A WEEK of many wonderments. For instance, I learn that the dot over the top of an i is called a tittle - therefore tiny, inconsequential small talk is tattle that is tittle.
I learn that because so many people now dine al-desko, the average desktop contains 400 times as many bacteria as a toilet seat.
Radio 4 tells me that it is still legal to shoot a Welshman with a longbow within Durham Cathedral on a Sunday, and a Liberal Democrat on BBC2's Newsnight informs me that the only three legislatures in the world whose meetings are not open to the Press are those of the North Korean government in Pyongyang, the Cuban government in Havana, and the European Council of Ministers in Brussels.
In Scotland, I note that a human cannonball has been fired from his job in a circus because he is afraid of flying, and, in researching a wartime article I discover that the German unconditional surrender was signed using brown Parker fountain pens that General Dwight D Eisenhower had had in his pocket ready for the purpose ever since he landed in North Africa a couple of years earlier. Eisenhower wasn't actually at the signing, but sent his pens along instead.
The same research also revealed that just after the war there was a camp for displaced persons at Villa Real on the edge of Consett - a place I, in my astounding ignorance, had never heard of before. Great name, though.
The next day, the headteacher of Villa Real Special School, Fiona Wood, is awarded an OBE in the Queen's Birthday Honours, and in the following day's paper there is a report about a youth from Villa Real appearing in court.
Easily intrigued, I call the school. They answer the first question on picking up the phone. "Villa Real school", they say, and not "Villa Re-al" as in "Re-al Madrid" football club. Nevertheless, staff there wonder if the name came from a Spanish family who moved into a large-ish house there 100 years ago.

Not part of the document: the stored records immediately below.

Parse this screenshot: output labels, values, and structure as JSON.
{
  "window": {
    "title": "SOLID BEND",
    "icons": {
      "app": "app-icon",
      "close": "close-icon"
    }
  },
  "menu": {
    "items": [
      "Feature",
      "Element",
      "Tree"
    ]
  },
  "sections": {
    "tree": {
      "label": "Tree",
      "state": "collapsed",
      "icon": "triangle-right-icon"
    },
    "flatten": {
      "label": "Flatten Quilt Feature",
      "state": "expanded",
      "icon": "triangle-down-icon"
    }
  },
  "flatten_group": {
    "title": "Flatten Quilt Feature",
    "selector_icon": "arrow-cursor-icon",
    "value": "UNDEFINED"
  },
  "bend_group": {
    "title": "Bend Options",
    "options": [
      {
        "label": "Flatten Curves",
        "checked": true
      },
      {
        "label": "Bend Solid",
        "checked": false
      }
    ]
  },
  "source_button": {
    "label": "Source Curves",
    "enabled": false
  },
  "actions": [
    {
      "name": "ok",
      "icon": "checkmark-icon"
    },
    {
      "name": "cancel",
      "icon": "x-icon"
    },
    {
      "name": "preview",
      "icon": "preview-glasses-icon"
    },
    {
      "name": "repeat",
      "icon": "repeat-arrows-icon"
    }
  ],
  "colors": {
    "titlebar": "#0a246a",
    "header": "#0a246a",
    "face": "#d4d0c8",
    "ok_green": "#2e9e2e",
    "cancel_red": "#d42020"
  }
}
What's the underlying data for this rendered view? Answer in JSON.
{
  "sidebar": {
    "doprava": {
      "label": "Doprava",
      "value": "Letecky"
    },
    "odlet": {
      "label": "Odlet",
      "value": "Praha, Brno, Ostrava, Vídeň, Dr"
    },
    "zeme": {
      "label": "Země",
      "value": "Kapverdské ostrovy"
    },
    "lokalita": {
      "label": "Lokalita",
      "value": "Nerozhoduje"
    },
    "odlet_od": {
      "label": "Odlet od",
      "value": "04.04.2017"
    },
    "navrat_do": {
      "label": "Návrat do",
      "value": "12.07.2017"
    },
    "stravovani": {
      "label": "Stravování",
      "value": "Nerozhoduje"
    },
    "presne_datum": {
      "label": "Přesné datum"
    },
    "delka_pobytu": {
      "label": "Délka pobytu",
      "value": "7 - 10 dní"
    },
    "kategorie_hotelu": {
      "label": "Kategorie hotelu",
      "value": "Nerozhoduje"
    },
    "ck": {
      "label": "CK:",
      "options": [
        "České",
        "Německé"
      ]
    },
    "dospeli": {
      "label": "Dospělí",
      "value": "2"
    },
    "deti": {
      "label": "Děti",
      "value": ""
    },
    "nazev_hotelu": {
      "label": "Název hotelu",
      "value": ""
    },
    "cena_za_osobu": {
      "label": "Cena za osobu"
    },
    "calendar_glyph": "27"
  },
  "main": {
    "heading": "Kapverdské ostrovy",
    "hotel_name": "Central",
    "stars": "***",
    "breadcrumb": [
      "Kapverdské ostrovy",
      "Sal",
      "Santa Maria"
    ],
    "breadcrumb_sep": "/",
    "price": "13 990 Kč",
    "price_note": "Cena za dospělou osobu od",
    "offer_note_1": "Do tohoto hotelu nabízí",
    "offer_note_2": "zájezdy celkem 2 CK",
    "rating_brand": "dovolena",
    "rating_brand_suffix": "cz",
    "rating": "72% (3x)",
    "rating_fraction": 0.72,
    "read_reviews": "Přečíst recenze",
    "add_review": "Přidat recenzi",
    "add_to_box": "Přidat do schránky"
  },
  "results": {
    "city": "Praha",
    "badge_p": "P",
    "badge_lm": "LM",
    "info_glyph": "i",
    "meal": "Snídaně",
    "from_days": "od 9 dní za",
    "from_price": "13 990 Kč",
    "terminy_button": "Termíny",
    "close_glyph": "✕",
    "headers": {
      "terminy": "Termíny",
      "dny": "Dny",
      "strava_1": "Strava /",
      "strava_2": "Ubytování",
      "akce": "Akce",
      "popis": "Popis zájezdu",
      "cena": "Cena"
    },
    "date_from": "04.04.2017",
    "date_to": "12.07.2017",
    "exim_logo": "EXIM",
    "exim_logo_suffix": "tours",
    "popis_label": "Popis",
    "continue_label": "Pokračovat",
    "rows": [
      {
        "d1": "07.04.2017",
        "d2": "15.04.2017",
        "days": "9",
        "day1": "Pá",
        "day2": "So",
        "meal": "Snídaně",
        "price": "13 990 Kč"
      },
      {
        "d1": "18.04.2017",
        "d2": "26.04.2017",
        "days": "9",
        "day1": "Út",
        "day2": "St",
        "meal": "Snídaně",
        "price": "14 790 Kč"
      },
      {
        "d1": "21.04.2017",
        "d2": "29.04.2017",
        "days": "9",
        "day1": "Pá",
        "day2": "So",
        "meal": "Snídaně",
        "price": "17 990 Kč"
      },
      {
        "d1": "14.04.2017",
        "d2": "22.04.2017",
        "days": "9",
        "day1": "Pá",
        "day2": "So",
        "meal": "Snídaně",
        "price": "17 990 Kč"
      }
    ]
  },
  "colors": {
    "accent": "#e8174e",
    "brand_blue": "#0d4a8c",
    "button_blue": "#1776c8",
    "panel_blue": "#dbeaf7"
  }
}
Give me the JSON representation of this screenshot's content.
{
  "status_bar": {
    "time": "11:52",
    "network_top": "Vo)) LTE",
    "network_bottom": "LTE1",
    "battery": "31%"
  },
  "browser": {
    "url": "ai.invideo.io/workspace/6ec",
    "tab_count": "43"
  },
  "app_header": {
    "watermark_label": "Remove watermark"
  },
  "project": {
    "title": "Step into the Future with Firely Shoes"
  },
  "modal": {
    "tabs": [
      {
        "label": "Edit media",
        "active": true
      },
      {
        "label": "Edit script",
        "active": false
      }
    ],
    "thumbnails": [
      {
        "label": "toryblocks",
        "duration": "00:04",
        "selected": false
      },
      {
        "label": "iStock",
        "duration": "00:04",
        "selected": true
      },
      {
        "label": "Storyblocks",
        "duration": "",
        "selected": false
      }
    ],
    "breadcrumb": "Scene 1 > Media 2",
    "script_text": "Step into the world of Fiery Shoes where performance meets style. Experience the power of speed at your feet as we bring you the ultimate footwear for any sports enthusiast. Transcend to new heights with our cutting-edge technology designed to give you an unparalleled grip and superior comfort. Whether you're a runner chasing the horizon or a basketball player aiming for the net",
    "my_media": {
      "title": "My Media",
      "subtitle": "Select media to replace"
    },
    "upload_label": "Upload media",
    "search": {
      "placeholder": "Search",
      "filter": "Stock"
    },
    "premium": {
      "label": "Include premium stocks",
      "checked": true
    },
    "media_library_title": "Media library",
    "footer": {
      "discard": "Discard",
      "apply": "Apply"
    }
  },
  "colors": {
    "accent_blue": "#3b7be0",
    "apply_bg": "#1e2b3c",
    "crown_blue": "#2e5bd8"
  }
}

But, even in Spain, 100 years ago there was no "Real". The football club - the most successful in the world in the last century, according to FIFA's rankings - was formed in 1902 by Englishmen who called it plain old Madrid FC. It wasn't until King Alfonso XIII took a shine to the club in 1920 that the "Re-al" bit was added.
"Re-al", of course, means "royal" in both English and Spanish: it's a shortening of the Latin word "regal".
Fortunately, in Monday's paper there was an article about Pocket Images of Consett, a new book compiled by Derwentdale Local History Society. They'd be able to explain.
"The definitive and exact explanation escapes me," says Society secretary Tommy Moore.
Consett, he says, was a small hamlet of 190 people when Queen Victoria came to the throne in 1837. Between 1839 and 1841, No 1 pit was sunk and iron ore and coal was discovered. Within ten years, Consett's population had exploded to an industrial 7,500.
Villa Real is just round the corner from No 1. Tommy describes the properties at Villa Real as "quite distinguished", certainly more substantial than those built for the average pitman. Perhaps the developer wished to make them even more appealing to managers by giving them a royal name as a touch of class.
As Tommy talks, I make notes. I write Villa Real's initials, VR, which also, of course, stands for Victoria Regina.
Is that the end of the real mystery, or is just more idle tittle-tattle?